In that letter, Duffy also warned that the state’s “reliance on race- or sex-conscious factors in contracting decisions” could threaten the project. It was a reference to the state Disadvantaged Business Enterprise program, which aims to use state contracts to bolster minority- and women-owned businesses.
Kiewit, the contractor overseeing the bridge project, has committed to a goal of using 26% “disadvantaged business enterprises,” including companies that are at least 51% owned and controlled by one or more minority individuals.
In a statement Monday night, Moore said the state will “continue to work with the Trump Administration to find ways to reduce costs and rebuild faster.” The higher costs and longer timeline are the result of outside factors, “not discretionary state choices,” he said.
“Just as families across the country are dealing with the reality of increased costs, so is Maryland,” Moore’s statement said. “Trade policies out of Washington, D.C., have raised prices on everything — including essential materials we need in order to rebuild the Francis Scott Key Bridge.”
Moore and Biddle stressed that the state continues to seek legal damages from the owners of the Dali, and that any awards will be used to offset the costs of construction. The state will be “advancing upfront construction costs and contributing hundreds of millions of dollars in insurance proceeds toward the rebuilding effort,” the MdTA statement said.
When the Key Bridge collapsed, it shut down the shipping channel to the Port of Baltimore for weeks. It also severed a major roadway used by commuters and by long-haul truckers skirting downtown Baltimore. The bridge, which carried Interstate 695 over the Patapsco, linked Dundalk and Baltimore and served more than 30,000 vehicles a day, generating $56 million in tolls a year.

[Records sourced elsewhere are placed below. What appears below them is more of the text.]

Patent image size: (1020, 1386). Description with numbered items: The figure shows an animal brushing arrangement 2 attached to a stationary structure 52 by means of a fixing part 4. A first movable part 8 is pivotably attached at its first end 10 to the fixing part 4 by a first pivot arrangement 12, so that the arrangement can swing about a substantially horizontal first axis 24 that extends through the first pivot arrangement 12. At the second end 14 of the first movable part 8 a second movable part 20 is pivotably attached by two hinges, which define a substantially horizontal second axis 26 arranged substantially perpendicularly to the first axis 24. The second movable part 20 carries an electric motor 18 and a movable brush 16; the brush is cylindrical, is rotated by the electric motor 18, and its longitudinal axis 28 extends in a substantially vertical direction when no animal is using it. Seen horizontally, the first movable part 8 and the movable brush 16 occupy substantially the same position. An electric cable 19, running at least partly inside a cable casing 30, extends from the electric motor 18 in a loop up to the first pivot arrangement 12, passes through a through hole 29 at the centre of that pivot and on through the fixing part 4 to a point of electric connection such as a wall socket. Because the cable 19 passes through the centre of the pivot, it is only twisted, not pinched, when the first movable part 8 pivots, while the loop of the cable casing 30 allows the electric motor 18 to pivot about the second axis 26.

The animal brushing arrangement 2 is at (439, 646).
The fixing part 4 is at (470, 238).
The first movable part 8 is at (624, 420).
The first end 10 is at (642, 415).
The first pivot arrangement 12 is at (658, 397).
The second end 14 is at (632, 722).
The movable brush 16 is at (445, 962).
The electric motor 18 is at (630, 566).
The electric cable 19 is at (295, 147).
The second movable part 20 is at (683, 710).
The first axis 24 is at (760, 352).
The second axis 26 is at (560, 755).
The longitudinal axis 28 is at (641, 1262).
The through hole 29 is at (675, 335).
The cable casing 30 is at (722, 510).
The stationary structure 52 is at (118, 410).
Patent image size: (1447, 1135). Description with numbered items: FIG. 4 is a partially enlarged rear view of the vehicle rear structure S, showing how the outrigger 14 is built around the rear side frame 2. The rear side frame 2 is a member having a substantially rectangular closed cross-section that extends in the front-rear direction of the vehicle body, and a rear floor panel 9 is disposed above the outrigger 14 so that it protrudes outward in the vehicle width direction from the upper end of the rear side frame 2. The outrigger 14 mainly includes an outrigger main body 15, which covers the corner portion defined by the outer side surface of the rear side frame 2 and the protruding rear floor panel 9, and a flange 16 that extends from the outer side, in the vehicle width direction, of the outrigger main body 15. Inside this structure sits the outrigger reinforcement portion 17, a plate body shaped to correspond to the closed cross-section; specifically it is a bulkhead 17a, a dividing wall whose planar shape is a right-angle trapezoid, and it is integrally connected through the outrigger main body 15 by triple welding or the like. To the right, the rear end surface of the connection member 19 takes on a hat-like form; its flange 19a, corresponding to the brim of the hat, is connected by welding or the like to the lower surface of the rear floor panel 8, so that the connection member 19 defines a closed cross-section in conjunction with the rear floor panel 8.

The new bridge will still follow the same route as the old one, and will still carry two lanes in each direction, although the shoulders are expected to be wider.
But the bridge itself will be much higher – 230 feet above the river at its highest point, compared to 185 feet before. The main span of the bridge will be 1,665 feet, compared to the previous piers that were 1,200 feet apart. The higher and wider span is designed to allow for larger cargo ships now serving the port.
MdTA said its latest estimates show that the “towers needed to accommodate both the length and 230-foot height of the bridge deck add a significantly higher cost than initial assumptions.”
In addition to accommodating “today’s larger marine traffic,” the larger size of the replacement bridge is needed “to comply with current guidelines from the American Association of State Highway and Transportation Officials for new bridges.”
Another increased cost is the protective “fenders” that will be built around the towers to prevent a future crash like the one that brought the bridge down last year. Each of the new protective fenders are larger than a football field,” said the MDTA statement, which said the extent of the “size and cost of the pier protection … was not accounted for in the preliminary estimate” on the bridge project.
Despite the challenges, state officials said they remain committed to replacing the bridge as quickly as possible.
“We remain committed to rebuilding as safely, quickly, and efficiently as possible,” Moore said. “While the timeline has shifted and is not what we initially hoped for, I have full confidence in our team.”